Por fim, debrucei-me sobre o parágrafo 4º, do artigo 37, da Constituição Federal, que cuida da improbidade administrativa e sobre o artigo 11 da lei nº 8.429/92, que declara: 'Constitui ato de improbidade administrativa que atente contra os princípios da administração pública ação ou omissão que viole os deveres de honestidade, imparcialidade, legalidade e lealdade às instituições'.
Ao interpretar o conjunto dos dispositivos citados, entendo que a culpa é hipótese de improbidade administrativa, a que se refere o artigo 85, inciso 5º, da Lei Suprema dedicado ao impeachment (...)
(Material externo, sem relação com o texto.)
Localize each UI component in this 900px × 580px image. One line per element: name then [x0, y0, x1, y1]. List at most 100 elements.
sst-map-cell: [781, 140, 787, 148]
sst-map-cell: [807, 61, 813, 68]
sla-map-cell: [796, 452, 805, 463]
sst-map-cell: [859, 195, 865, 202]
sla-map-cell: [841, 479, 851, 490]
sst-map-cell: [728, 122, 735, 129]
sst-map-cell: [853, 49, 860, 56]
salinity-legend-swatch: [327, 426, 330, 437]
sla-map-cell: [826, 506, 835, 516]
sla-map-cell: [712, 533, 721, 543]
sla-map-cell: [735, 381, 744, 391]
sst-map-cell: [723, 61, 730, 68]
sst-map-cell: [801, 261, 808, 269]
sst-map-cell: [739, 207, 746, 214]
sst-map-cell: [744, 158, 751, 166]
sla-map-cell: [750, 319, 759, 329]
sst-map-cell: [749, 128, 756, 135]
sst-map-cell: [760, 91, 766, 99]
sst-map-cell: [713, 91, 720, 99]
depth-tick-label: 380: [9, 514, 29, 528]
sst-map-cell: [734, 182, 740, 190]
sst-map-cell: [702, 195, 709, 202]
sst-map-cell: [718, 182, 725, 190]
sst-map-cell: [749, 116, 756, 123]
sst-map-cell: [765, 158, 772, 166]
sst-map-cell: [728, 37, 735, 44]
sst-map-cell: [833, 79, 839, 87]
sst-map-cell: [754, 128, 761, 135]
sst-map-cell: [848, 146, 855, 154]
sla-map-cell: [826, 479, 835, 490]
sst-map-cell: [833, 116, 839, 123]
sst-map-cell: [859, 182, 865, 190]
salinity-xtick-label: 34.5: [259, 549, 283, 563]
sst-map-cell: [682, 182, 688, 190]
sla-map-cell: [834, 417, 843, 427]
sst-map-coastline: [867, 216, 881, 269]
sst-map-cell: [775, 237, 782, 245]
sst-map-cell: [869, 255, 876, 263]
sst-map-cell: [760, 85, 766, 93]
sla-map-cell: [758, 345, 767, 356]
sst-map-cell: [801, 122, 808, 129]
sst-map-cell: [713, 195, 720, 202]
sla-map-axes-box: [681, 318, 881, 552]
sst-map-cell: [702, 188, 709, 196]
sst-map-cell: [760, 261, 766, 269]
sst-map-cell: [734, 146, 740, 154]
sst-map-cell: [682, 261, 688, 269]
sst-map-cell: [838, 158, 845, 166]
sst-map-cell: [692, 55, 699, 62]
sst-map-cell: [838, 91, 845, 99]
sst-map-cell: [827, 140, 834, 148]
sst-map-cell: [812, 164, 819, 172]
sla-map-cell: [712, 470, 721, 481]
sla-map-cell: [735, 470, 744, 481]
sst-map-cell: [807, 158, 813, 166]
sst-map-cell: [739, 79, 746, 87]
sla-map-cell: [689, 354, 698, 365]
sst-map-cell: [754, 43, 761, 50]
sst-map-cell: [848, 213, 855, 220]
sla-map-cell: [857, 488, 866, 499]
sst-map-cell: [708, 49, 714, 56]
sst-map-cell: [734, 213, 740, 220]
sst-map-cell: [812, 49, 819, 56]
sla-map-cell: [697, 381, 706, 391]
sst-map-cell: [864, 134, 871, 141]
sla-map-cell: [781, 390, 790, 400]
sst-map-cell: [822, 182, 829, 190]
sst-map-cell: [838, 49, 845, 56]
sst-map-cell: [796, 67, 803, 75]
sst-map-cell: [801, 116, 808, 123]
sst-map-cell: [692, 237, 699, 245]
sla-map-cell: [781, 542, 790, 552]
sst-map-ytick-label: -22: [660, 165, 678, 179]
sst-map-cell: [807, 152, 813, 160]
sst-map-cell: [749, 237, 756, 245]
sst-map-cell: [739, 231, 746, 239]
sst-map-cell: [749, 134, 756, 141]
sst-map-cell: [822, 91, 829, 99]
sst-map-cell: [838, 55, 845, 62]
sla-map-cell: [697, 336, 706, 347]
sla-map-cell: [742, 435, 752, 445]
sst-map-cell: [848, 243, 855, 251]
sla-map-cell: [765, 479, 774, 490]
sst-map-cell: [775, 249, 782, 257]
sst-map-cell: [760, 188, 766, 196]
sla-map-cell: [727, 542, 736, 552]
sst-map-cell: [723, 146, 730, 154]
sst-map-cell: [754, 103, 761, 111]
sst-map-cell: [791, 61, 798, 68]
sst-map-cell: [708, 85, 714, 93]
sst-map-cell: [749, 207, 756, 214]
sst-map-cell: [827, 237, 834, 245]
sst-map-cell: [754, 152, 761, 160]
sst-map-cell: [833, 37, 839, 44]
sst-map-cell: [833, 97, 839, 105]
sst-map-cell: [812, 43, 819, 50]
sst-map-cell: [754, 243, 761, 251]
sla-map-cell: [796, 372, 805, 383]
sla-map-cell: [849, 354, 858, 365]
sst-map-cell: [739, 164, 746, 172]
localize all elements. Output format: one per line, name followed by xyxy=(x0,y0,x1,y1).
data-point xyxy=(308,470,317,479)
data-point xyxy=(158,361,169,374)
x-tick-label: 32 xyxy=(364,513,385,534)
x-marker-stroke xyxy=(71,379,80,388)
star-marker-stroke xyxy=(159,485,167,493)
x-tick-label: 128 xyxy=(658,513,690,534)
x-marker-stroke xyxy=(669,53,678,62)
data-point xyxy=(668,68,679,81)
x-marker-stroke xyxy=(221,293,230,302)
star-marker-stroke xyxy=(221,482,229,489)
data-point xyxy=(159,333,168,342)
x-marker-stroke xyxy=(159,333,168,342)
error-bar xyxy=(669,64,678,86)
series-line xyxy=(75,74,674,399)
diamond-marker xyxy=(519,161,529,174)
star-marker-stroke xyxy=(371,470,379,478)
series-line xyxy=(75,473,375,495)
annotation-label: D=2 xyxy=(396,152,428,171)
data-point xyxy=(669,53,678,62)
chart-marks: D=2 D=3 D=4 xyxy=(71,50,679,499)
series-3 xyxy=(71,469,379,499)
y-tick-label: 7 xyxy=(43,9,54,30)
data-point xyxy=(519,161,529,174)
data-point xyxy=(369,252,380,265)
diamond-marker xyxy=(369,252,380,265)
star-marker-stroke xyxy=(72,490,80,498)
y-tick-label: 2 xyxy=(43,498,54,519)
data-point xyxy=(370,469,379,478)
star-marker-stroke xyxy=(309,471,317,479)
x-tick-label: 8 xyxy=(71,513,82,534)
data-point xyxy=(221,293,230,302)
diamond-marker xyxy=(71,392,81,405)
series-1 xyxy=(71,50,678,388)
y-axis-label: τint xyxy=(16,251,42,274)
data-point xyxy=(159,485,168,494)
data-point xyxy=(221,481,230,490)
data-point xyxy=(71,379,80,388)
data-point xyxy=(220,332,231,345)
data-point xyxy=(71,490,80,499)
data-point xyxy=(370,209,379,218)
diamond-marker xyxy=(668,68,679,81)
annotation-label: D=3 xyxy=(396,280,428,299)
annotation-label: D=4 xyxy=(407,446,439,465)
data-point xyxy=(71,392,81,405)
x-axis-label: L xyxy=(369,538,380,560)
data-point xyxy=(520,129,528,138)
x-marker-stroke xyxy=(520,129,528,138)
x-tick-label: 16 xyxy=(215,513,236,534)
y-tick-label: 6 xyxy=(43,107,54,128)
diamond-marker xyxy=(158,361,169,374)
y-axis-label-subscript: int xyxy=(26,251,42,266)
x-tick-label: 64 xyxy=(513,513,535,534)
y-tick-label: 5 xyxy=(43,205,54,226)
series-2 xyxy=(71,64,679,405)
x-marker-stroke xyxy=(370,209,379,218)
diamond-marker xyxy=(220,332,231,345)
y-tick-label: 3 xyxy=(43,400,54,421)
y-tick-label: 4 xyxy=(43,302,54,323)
E a insistência, no seu primeiro e segundo mandatos, em manter a mesma diretoria que levou à destruição da Petrobras está a demonstrar que a improbidade por culpa fica caracterizada, continuando de um mandato ao outro.”
Deixando de lado as razões ideológicas, profissionais ou mesmo religiosas pelas quais queremos ou não queremos essa ou aquela pessoa no governo ou fora do governo, e focando apenas no ponto de vista jurídico, a questão levantada no artigo acima certamente não é tão fácil quanto pode parecer.
O impeachment ocorre nos crimes de responsabilidade. A lei 1079/50 estabelece alguns tipos de crimes considerados de responsabilidade: contra a existência da União, contra o livre exercício dos poderes constitucionais, contra o exercícios dos direitos políticos, individuais e sociais, contra segurança interna do país, contra a lei orçamentária, contra a guarda e legal emprego dos dinheiros públicos, contra o cumprimento das decisões judiciais, e contra a probidade administrativa. É nesse último grupo que entra os casos de corrupção de subordinados. Até aqui, o artigo acima não gera debate.
Mas comecemos do início: crime, é direito penal.
No mundo penal, a culpa só existe se houver negligência, imprudência ou imperícia. A omissão em si não gera culpa. No direito penal, a omissão só passa a ser penalmente relevante (art. 12 do Código Penal) quando quem se omite devia e podia agir para evitar o resultado.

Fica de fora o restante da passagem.